KLEE comes with a nice tutorial. The tutorial demonstrates how to use KLEE on a few examples. All but one of the examples operates on self-contained or so-called closed programs. These example programs do not use any external functionality, including essential things such as a library for printing out to the standard output. However, if a program is to communicate with other programs or to do more complex computation, it is very likely it will need to rely on external functionality. Enter libraries.
The goal of my Google Summer of Code 2016 project is to use KLEE to analyze Debian packages. As you might have guessed, the packages contain libraries. Hence I need to look at how KLEE can analyze libraries.
The library for C programs is the C standard library. The library provides an abstraction layer over the underlying hardware. Virtually every single Debian binary package has a runtime dependency on an implementation of the C library, and in particular on the GNU C library. Therefore, the GNU C library provides the external functionality mentioned above to C programs.
Given that the C standard library is so important and that almost every C program relies on it, KLEE comes with an implementation of the library called KLEE-uClibc, which is based on the uClibc library. Without KLEE having support for the C library, almost no C program could be symbolically executed. However, KLEE-uClibc is unfortunately rather old and likely outdated. Cristian Cadar pointed out in a discussion it might be worthwhile updating KLEE-uClibc. Therefore, I’ve set to bring the implementation to the most recent release of the uClibc library.
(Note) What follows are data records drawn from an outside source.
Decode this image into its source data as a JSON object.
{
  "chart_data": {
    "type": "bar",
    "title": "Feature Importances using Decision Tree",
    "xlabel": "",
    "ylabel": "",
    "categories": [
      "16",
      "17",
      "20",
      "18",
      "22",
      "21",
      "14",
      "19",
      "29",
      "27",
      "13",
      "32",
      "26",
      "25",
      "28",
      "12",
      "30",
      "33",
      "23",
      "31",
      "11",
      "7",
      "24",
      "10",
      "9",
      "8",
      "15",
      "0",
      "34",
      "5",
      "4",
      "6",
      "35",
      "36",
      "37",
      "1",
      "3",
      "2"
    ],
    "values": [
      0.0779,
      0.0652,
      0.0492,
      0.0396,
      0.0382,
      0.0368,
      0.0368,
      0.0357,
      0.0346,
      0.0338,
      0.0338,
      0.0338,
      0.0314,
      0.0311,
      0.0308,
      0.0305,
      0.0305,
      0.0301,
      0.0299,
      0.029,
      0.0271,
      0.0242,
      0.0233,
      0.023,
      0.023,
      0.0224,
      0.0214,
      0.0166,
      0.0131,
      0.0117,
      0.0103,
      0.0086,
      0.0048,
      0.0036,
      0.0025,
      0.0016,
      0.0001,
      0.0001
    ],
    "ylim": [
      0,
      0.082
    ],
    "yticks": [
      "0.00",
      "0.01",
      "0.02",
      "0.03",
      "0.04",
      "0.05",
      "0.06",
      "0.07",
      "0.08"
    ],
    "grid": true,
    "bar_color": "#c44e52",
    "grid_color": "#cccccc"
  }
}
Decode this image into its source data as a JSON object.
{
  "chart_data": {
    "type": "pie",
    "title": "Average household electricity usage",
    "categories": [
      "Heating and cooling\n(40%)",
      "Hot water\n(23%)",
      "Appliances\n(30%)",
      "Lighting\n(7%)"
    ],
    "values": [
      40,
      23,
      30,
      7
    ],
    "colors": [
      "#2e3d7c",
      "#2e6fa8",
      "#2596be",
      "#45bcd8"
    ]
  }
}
I wrote about my KLEE-uClibc efforts to the klee-dev mailing list earlier this week. In a nutshell, I know next to nothing about the C standard library, let alone about uClibc, but I gave upgrading KLEE-uClibc from version 0.9.29 to the upstream 0.9.30 version a try. As noted on the mailing list, I stumbled upon something that seems like a bug in my merging of the 0.9.30 version to KLEE’s 0.9.29 version of the library, but I don’t know how to go about it. Let’s see if I’ll get help and be able to figure out how to fix that.
In general, when a program that KLEE analyzes makes an external call to a library that hasn’t been compiled to LLVM IR and linked together with the program, it can only make that call concretely, which means loosing any involved symbolic information up to that call. This is sub-optimal, but it is better than not being able to make external calls at all. Analyzing a library with KLEE on its own is tricky, as KLEE needs a main() function that drives the execution of the library, and in general libraries come with no main() function. However, if I figure out a way to automatically analyze a library with KLEE, that will likely give higher code coverage of the library compared to running the library concretely. Higher code coverage is desirable, as it increases chances of hitting corner cases where bugs might be lurking.
On the Debile side of the GSoC project, I’ve been reading Debile’s source code to understand how other software analysis tools are supported in Debile. My understanding so far is that KLEE itself does not have to implement the Firehose format; instead, it is enough to parse KLEE’s output and generate Firehose data structures instead, which eventually get output to the Firehose XML format. That may be an easier road than implementing the Firehose format in KLEE, though not as clean. I’ll see what to do.
Finally, I have read a paper that just appeared in the proceedings of the International Conference on Software Engineering 2016. The paper is titled Synthesizing Framework Models for Symbolic Execution. It is on generating GUI library models that can be used in symbolic execution. The thing with symbolic execution (which includes KLEE) is that, as pointed out by paper authors, one often needs models of underlying libraries used by a program in order to analyze the program. The paper focuses on the Java Swing framework and the Android framework. Unfortunately, the approach is not applicable to libraries in Debian that I would like to symbolically execute with KLEE as it requires manual modeling of all other libraries a program relies on (in the case of the paper, one would need to model the Java standard library in the authors’ tool, which would be a bigger effort than manually modeling the Swing framework itself). In other words, this approach doesn’t buy us much. I’ve been thinking how to automatically analyze libraries and Debian library packages with KLEE as it is not straightforward. While I have brainstormed some ideas, I’ll need to think more about this.